The consensus seems to be that a good slope to aim for when grading land extending out from a house foundation is about 6 inches for the first 10 feet (that's a slope of 5 percent). Many professionals grade land successfully using a lesser slope than that; but those who wish to be on the safe side err on in the direction of greater slope.
But how do you find the slope of a stretch of land, to begin with (so you'll know if the slope needs to be adjusted)? Rather than boring you with a fancy formula with "X" and "Y" in it, used to determine slope, let's take more of a hands-on approach to land grading.
To find the slope away from your foundation, you'll need
- String (at least 12 feet long)
- 2 stakes, and something to pound them into the ground
- String level
- Tape measure
How Much Slope?
Using the above supplies, take the following steps to determine if sufficient slope currently exists:
- Tie one end of the string loosely around stake A.
- Pound stake A into the ground right near your foundation
- Slide the string down stake A, so that it rests at ground level
- Tie the other end of the string loosely around stake b.
- Now measure out 10 feet down the slope from stake A, and pound stake B into the ground there (if there's excess string, just wrap it around stake B).

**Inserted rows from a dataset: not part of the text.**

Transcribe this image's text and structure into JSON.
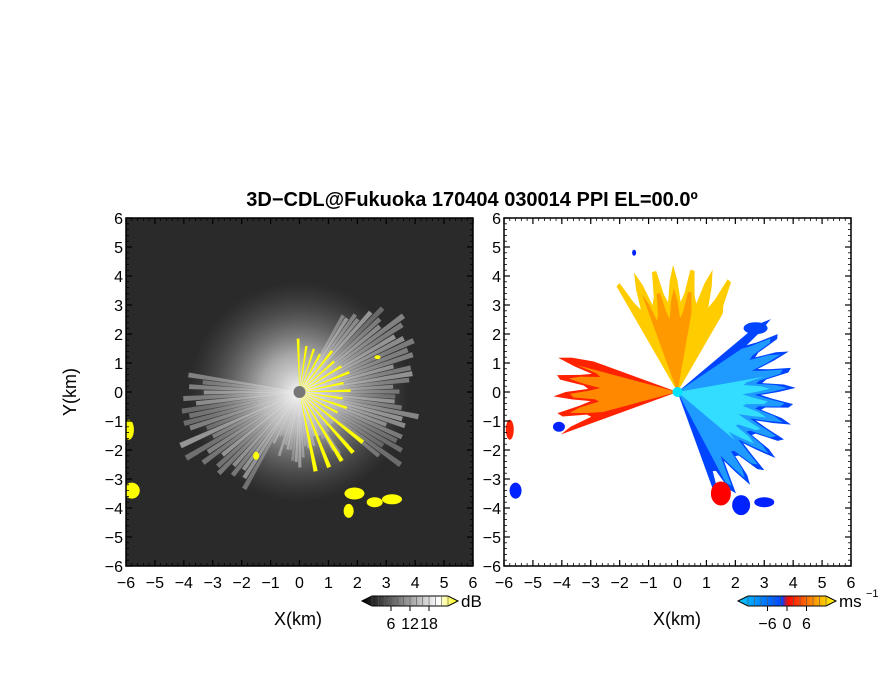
{
  "chart_data": [
    {
      "type": "heatmap",
      "title": "3D−CDL@Fukuoka 170404 030014 PPI EL=00.0º",
      "panel": "left",
      "quantity": "SNR",
      "xlabel": "X(km)",
      "ylabel": "Y(km)",
      "xlim": [
        -6,
        6
      ],
      "ylim": [
        -6,
        6
      ],
      "xticks": [
        "−6",
        "−5",
        "−4",
        "−3",
        "−2",
        "−1",
        "0",
        "1",
        "2",
        "3",
        "4",
        "5",
        "6"
      ],
      "yticks": [
        "−6",
        "−5",
        "−4",
        "−3",
        "−2",
        "−1",
        "0",
        "1",
        "2",
        "3",
        "4",
        "5",
        "6"
      ],
      "colorbar": {
        "ticks": [
          "6",
          "12",
          "18"
        ],
        "unit": "dB",
        "colors": [
          "#000000",
          "#ffffff",
          "#ffff00"
        ]
      },
      "background": "#2a2a2a"
    },
    {
      "type": "heatmap",
      "panel": "right",
      "quantity": "radial velocity",
      "xlabel": "X(km)",
      "xlim": [
        -6,
        6
      ],
      "ylim": [
        -6,
        6
      ],
      "xticks": [
        "−6",
        "−5",
        "−4",
        "−3",
        "−2",
        "−1",
        "0",
        "1",
        "2",
        "3",
        "4",
        "5",
        "6"
      ],
      "yticks": [
        "−6",
        "−5",
        "−4",
        "−3",
        "−2",
        "−1",
        "0",
        "1",
        "2",
        "3",
        "4",
        "5",
        "6"
      ],
      "colorbar": {
        "ticks": [
          "−6",
          "0",
          "6"
        ],
        "unit": "ms",
        "unit_exponent": "−1",
        "colors": [
          "#00ccff",
          "#0044ff",
          "#ff0000",
          "#ff8800",
          "#ffff00"
        ]
      },
      "background": "#ffffff"
    }
  ]
}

The string between the stakes should be fairly taut, but still adjustable.
- Slide the string up or down stake B, so as to make it roughly level.

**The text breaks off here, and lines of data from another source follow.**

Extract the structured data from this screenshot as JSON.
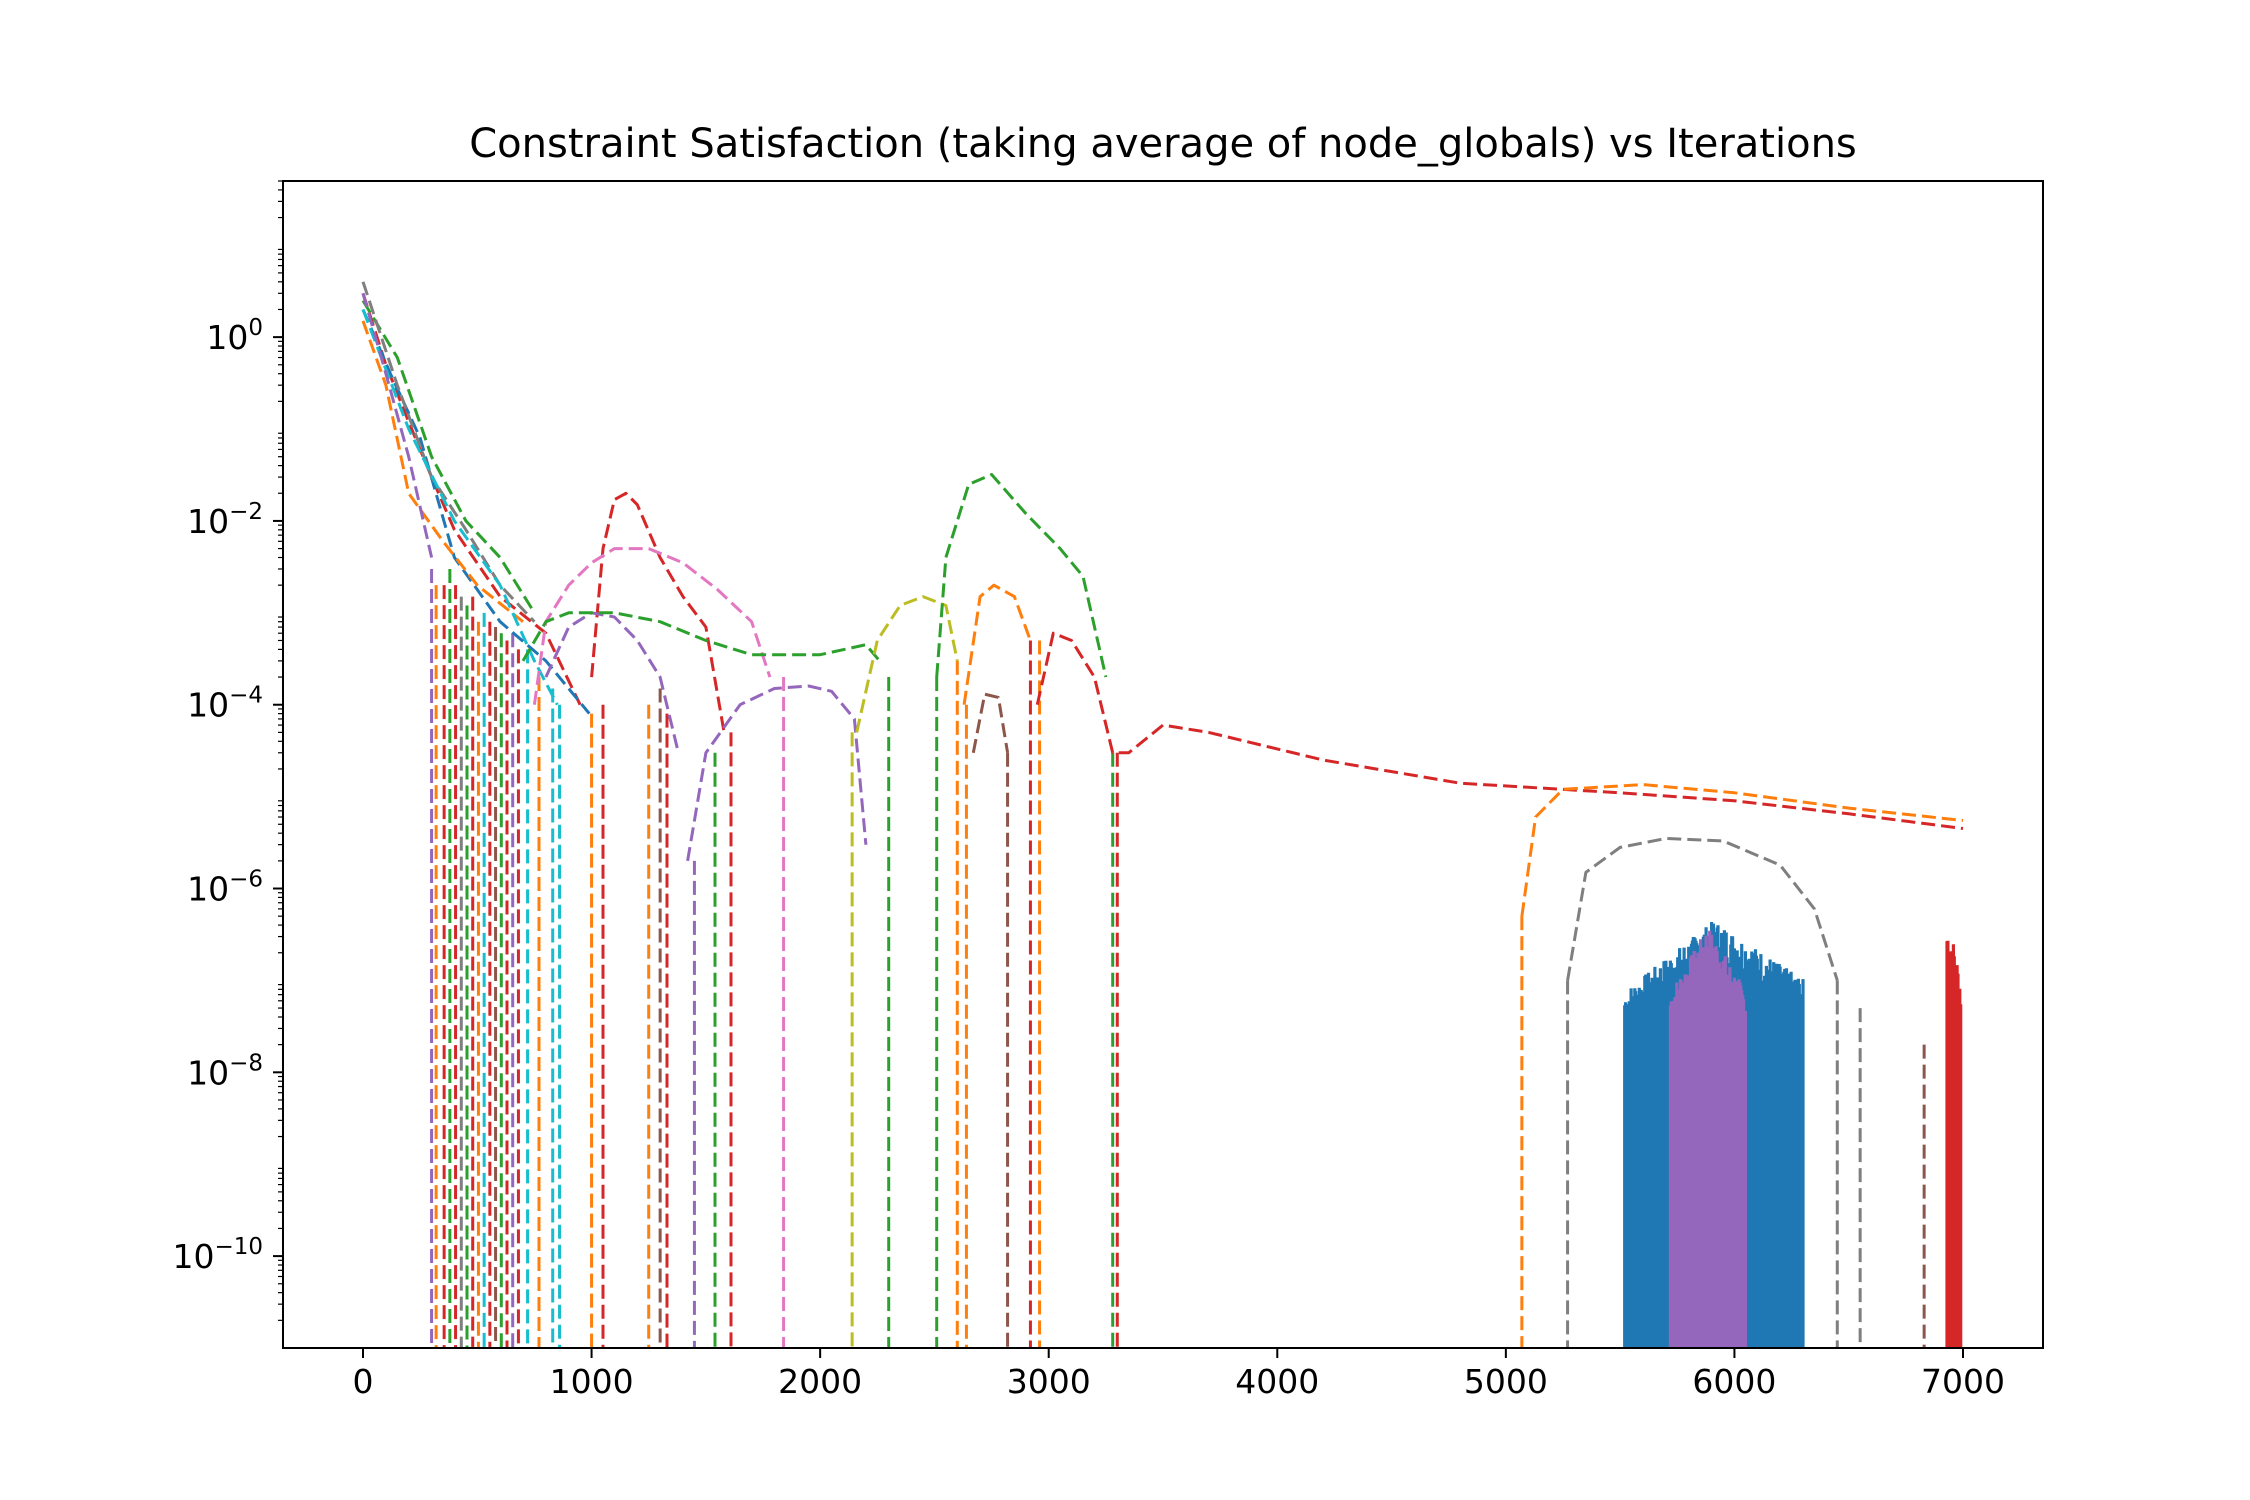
{
  "chart_data": {
    "type": "line",
    "title": "Constraint Satisfaction (taking average of node_globals) vs Iterations",
    "xlabel": "",
    "ylabel": "",
    "xlim": [
      -350,
      7350
    ],
    "ylim": [
      1e-11,
      50
    ],
    "yscale": "log",
    "grid": false,
    "legend": "none",
    "x_ticks": [
      0,
      1000,
      2000,
      3000,
      4000,
      5000,
      6000,
      7000
    ],
    "x_tick_labels": [
      "0",
      "1000",
      "2000",
      "3000",
      "4000",
      "5000",
      "6000",
      "7000"
    ],
    "y_ticks": [
      {
        "value": 1,
        "base": "10",
        "exp": "0"
      },
      {
        "value": 0.01,
        "base": "10",
        "exp": "−2"
      },
      {
        "value": 0.0001,
        "base": "10",
        "exp": "−4"
      },
      {
        "value": 1e-06,
        "base": "10",
        "exp": "−6"
      },
      {
        "value": 1e-08,
        "base": "10",
        "exp": "−8"
      },
      {
        "value": 1e-10,
        "base": "10",
        "exp": "−10"
      }
    ],
    "series": [
      {
        "color": "#d62728",
        "dashed": true,
        "points": [
          [
            0,
            3
          ],
          [
            100,
            0.5
          ],
          [
            200,
            0.12
          ],
          [
            300,
            0.03
          ],
          [
            400,
            0.008
          ],
          [
            600,
            0.0015
          ],
          [
            800,
            0.0006
          ],
          [
            950,
            0.0001
          ]
        ]
      },
      {
        "color": "#1f77b4",
        "dashed": true,
        "points": [
          [
            0,
            2
          ],
          [
            120,
            0.4
          ],
          [
            250,
            0.08
          ],
          [
            400,
            0.004
          ],
          [
            600,
            0.0008
          ],
          [
            800,
            0.0003
          ],
          [
            990,
            8e-05
          ]
        ]
      },
      {
        "color": "#ff7f0e",
        "dashed": true,
        "points": [
          [
            0,
            1.5
          ],
          [
            100,
            0.3
          ],
          [
            200,
            0.02
          ],
          [
            350,
            0.006
          ],
          [
            500,
            0.002
          ],
          [
            700,
            0.0008
          ]
        ]
      },
      {
        "color": "#2ca02c",
        "dashed": true,
        "points": [
          [
            0,
            2.5
          ],
          [
            150,
            0.6
          ],
          [
            300,
            0.05
          ],
          [
            450,
            0.01
          ],
          [
            600,
            0.004
          ],
          [
            750,
            0.001
          ]
        ]
      },
      {
        "color": "#7f7f7f",
        "dashed": true,
        "points": [
          [
            0,
            4
          ],
          [
            150,
            0.3
          ],
          [
            300,
            0.03
          ],
          [
            450,
            0.008
          ],
          [
            600,
            0.002
          ],
          [
            750,
            0.0008
          ]
        ]
      },
      {
        "color": "#17becf",
        "dashed": true,
        "points": [
          [
            0,
            2
          ],
          [
            200,
            0.1
          ],
          [
            400,
            0.01
          ],
          [
            600,
            0.002
          ],
          [
            750,
            0.0003
          ],
          [
            850,
            0.0001
          ]
        ]
      },
      {
        "color": "#9467bd",
        "dashed": true,
        "points": [
          [
            0,
            3
          ],
          [
            100,
            0.4
          ],
          [
            200,
            0.05
          ],
          [
            300,
            0.004
          ]
        ]
      },
      {
        "color": "#d62728",
        "dashed": true,
        "points": [
          [
            1000,
            0.0002
          ],
          [
            1050,
            0.005
          ],
          [
            1100,
            0.017
          ],
          [
            1150,
            0.02
          ],
          [
            1200,
            0.015
          ],
          [
            1300,
            0.004
          ],
          [
            1400,
            0.0015
          ],
          [
            1500,
            0.0007
          ],
          [
            1580,
            5e-05
          ]
        ]
      },
      {
        "color": "#e377c2",
        "dashed": true,
        "points": [
          [
            750,
            0.0001
          ],
          [
            800,
            0.0008
          ],
          [
            900,
            0.002
          ],
          [
            1000,
            0.0035
          ],
          [
            1100,
            0.005
          ],
          [
            1250,
            0.005
          ],
          [
            1400,
            0.0035
          ],
          [
            1550,
            0.0018
          ],
          [
            1700,
            0.0008
          ],
          [
            1780,
            0.0002
          ]
        ]
      },
      {
        "color": "#9467bd",
        "dashed": true,
        "points": [
          [
            800,
            0.0002
          ],
          [
            900,
            0.0007
          ],
          [
            1000,
            0.001
          ],
          [
            1100,
            0.0009
          ],
          [
            1200,
            0.0005
          ],
          [
            1300,
            0.0002
          ],
          [
            1380,
            3e-05
          ]
        ]
      },
      {
        "color": "#2ca02c",
        "dashed": true,
        "points": [
          [
            700,
            0.0003
          ],
          [
            800,
            0.0008
          ],
          [
            900,
            0.001
          ],
          [
            1100,
            0.001
          ],
          [
            1300,
            0.0008
          ],
          [
            1500,
            0.0005
          ],
          [
            1700,
            0.00035
          ],
          [
            2000,
            0.00035
          ],
          [
            2200,
            0.00045
          ],
          [
            2260,
            0.0003
          ]
        ]
      },
      {
        "color": "#9467bd",
        "dashed": true,
        "points": [
          [
            1420,
            2e-06
          ],
          [
            1500,
            3e-05
          ],
          [
            1650,
            0.0001
          ],
          [
            1800,
            0.00015
          ],
          [
            1950,
            0.00016
          ],
          [
            2050,
            0.00014
          ],
          [
            2150,
            7e-05
          ],
          [
            2200,
            3e-06
          ]
        ]
      },
      {
        "color": "#bcbd22",
        "dashed": true,
        "points": [
          [
            2160,
            5e-05
          ],
          [
            2250,
            0.0005
          ],
          [
            2350,
            0.0012
          ],
          [
            2450,
            0.0015
          ],
          [
            2550,
            0.0012
          ],
          [
            2600,
            0.0003
          ]
        ]
      },
      {
        "color": "#2ca02c",
        "dashed": true,
        "points": [
          [
            2510,
            0.0002
          ],
          [
            2550,
            0.004
          ],
          [
            2650,
            0.025
          ],
          [
            2750,
            0.032
          ],
          [
            2900,
            0.012
          ],
          [
            3050,
            0.005
          ],
          [
            3150,
            0.0025
          ],
          [
            3250,
            0.0002
          ]
        ]
      },
      {
        "color": "#ff7f0e",
        "dashed": true,
        "points": [
          [
            2630,
            0.0001
          ],
          [
            2700,
            0.0015
          ],
          [
            2760,
            0.002
          ],
          [
            2850,
            0.0015
          ],
          [
            2920,
            0.0005
          ]
        ]
      },
      {
        "color": "#8c564b",
        "dashed": true,
        "points": [
          [
            2670,
            3e-05
          ],
          [
            2720,
            0.00013
          ],
          [
            2780,
            0.00012
          ],
          [
            2820,
            3e-05
          ]
        ]
      },
      {
        "color": "#d62728",
        "dashed": true,
        "points": [
          [
            2950,
            0.0001
          ],
          [
            3020,
            0.0006
          ],
          [
            3100,
            0.0005
          ],
          [
            3200,
            0.0002
          ],
          [
            3280,
            3e-05
          ],
          [
            3350,
            3e-05
          ],
          [
            3500,
            6e-05
          ],
          [
            3700,
            5e-05
          ],
          [
            4200,
            2.5e-05
          ],
          [
            4800,
            1.4e-05
          ],
          [
            5500,
            1.1e-05
          ],
          [
            6000,
            9e-06
          ],
          [
            6500,
            6.5e-06
          ],
          [
            7000,
            4.5e-06
          ]
        ]
      },
      {
        "color": "#ff7f0e",
        "dashed": true,
        "points": [
          [
            5070,
            5e-07
          ],
          [
            5130,
            6e-06
          ],
          [
            5250,
            1.2e-05
          ],
          [
            5600,
            1.35e-05
          ],
          [
            6000,
            1.1e-05
          ],
          [
            6500,
            7.5e-06
          ],
          [
            7000,
            5.5e-06
          ]
        ]
      },
      {
        "color": "#7f7f7f",
        "dashed": true,
        "points": [
          [
            5270,
            1e-07
          ],
          [
            5350,
            1.5e-06
          ],
          [
            5500,
            2.8e-06
          ],
          [
            5700,
            3.5e-06
          ],
          [
            5950,
            3.3e-06
          ],
          [
            6200,
            1.8e-06
          ],
          [
            6350,
            6e-07
          ],
          [
            6450,
            1e-07
          ]
        ]
      }
    ],
    "drops": [
      {
        "x": 300,
        "from": 0.003,
        "color": "#9467bd"
      },
      {
        "x": 320,
        "from": 0.002,
        "color": "#ff7f0e"
      },
      {
        "x": 355,
        "from": 0.002,
        "color": "#d62728"
      },
      {
        "x": 380,
        "from": 0.003,
        "color": "#2ca02c"
      },
      {
        "x": 405,
        "from": 0.002,
        "color": "#d62728"
      },
      {
        "x": 430,
        "from": 0.0015,
        "color": "#7f7f7f"
      },
      {
        "x": 455,
        "from": 0.0012,
        "color": "#2ca02c"
      },
      {
        "x": 480,
        "from": 0.0015,
        "color": "#d62728"
      },
      {
        "x": 505,
        "from": 0.0008,
        "color": "#ff7f0e"
      },
      {
        "x": 530,
        "from": 0.001,
        "color": "#17becf"
      },
      {
        "x": 555,
        "from": 0.0008,
        "color": "#d62728"
      },
      {
        "x": 580,
        "from": 0.0007,
        "color": "#8c564b"
      },
      {
        "x": 605,
        "from": 0.0006,
        "color": "#2ca02c"
      },
      {
        "x": 630,
        "from": 0.0005,
        "color": "#d62728"
      },
      {
        "x": 655,
        "from": 0.0006,
        "color": "#9467bd"
      },
      {
        "x": 680,
        "from": 0.0004,
        "color": "#d62728"
      },
      {
        "x": 720,
        "from": 0.0004,
        "color": "#17becf"
      },
      {
        "x": 770,
        "from": 0.0002,
        "color": "#ff7f0e"
      },
      {
        "x": 830,
        "from": 0.00015,
        "color": "#17becf"
      },
      {
        "x": 860,
        "from": 0.0001,
        "color": "#17becf"
      },
      {
        "x": 1000,
        "from": 8e-05,
        "color": "#ff7f0e"
      },
      {
        "x": 1050,
        "from": 0.0001,
        "color": "#d62728"
      },
      {
        "x": 1250,
        "from": 0.0001,
        "color": "#ff7f0e"
      },
      {
        "x": 1300,
        "from": 0.00015,
        "color": "#8c564b"
      },
      {
        "x": 1330,
        "from": 8e-05,
        "color": "#d62728"
      },
      {
        "x": 1450,
        "from": 2e-06,
        "color": "#9467bd"
      },
      {
        "x": 1540,
        "from": 3e-05,
        "color": "#2ca02c"
      },
      {
        "x": 1610,
        "from": 5e-05,
        "color": "#d62728"
      },
      {
        "x": 1840,
        "from": 0.0002,
        "color": "#e377c2"
      },
      {
        "x": 2140,
        "from": 5e-05,
        "color": "#bcbd22"
      },
      {
        "x": 2300,
        "from": 0.0002,
        "color": "#2ca02c"
      },
      {
        "x": 2510,
        "from": 0.0002,
        "color": "#2ca02c"
      },
      {
        "x": 2600,
        "from": 0.0003,
        "color": "#ff7f0e"
      },
      {
        "x": 2640,
        "from": 0.0001,
        "color": "#ff7f0e"
      },
      {
        "x": 2820,
        "from": 3e-05,
        "color": "#8c564b"
      },
      {
        "x": 2920,
        "from": 0.0005,
        "color": "#d62728"
      },
      {
        "x": 2960,
        "from": 0.0005,
        "color": "#ff7f0e"
      },
      {
        "x": 3280,
        "from": 3e-05,
        "color": "#2ca02c"
      },
      {
        "x": 3300,
        "from": 3e-05,
        "color": "#d62728"
      },
      {
        "x": 5070,
        "from": 5e-07,
        "color": "#ff7f0e"
      },
      {
        "x": 5270,
        "from": 1e-07,
        "color": "#7f7f7f"
      },
      {
        "x": 6450,
        "from": 1e-07,
        "color": "#7f7f7f"
      },
      {
        "x": 6550,
        "from": 5e-08,
        "color": "#7f7f7f"
      },
      {
        "x": 6830,
        "from": 2e-08,
        "color": "#8c564b"
      }
    ],
    "noise_bands": [
      {
        "color": "#1f77b4",
        "x0": 5520,
        "x1": 6300,
        "top_start": 6e-08,
        "top_mid": 3.5e-07,
        "top_end": 8e-08
      },
      {
        "color": "#9467bd",
        "x0": 5720,
        "x1": 6050,
        "top_start": 6e-08,
        "top_mid": 3e-07,
        "top_end": 6e-08
      },
      {
        "color": "#d62728",
        "x0": 6930,
        "x1": 6990,
        "top_start": 3e-07,
        "top_mid": 2e-07,
        "top_end": 8e-08
      }
    ]
  }
}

- Put the string level on the string, at about the mid-point between the stakes.
- Now adjust the string up or down on stake B, so as to make it exactly level.
- Measure the distance from the string on stake B to the ground. Is the measurement 6 inches or more?
Do You Need to Re-Grade the Land?
The slope measurement you just took will determine whether or not you need to re-grade this land:
- If the measurement is 6 inches or more, you have a perfect slope -- no need for land grading here!
- If not, you'll need to re-grade the land by adding fill near the foundation and tamping it down; after which you can check the new slope by repeating the steps above.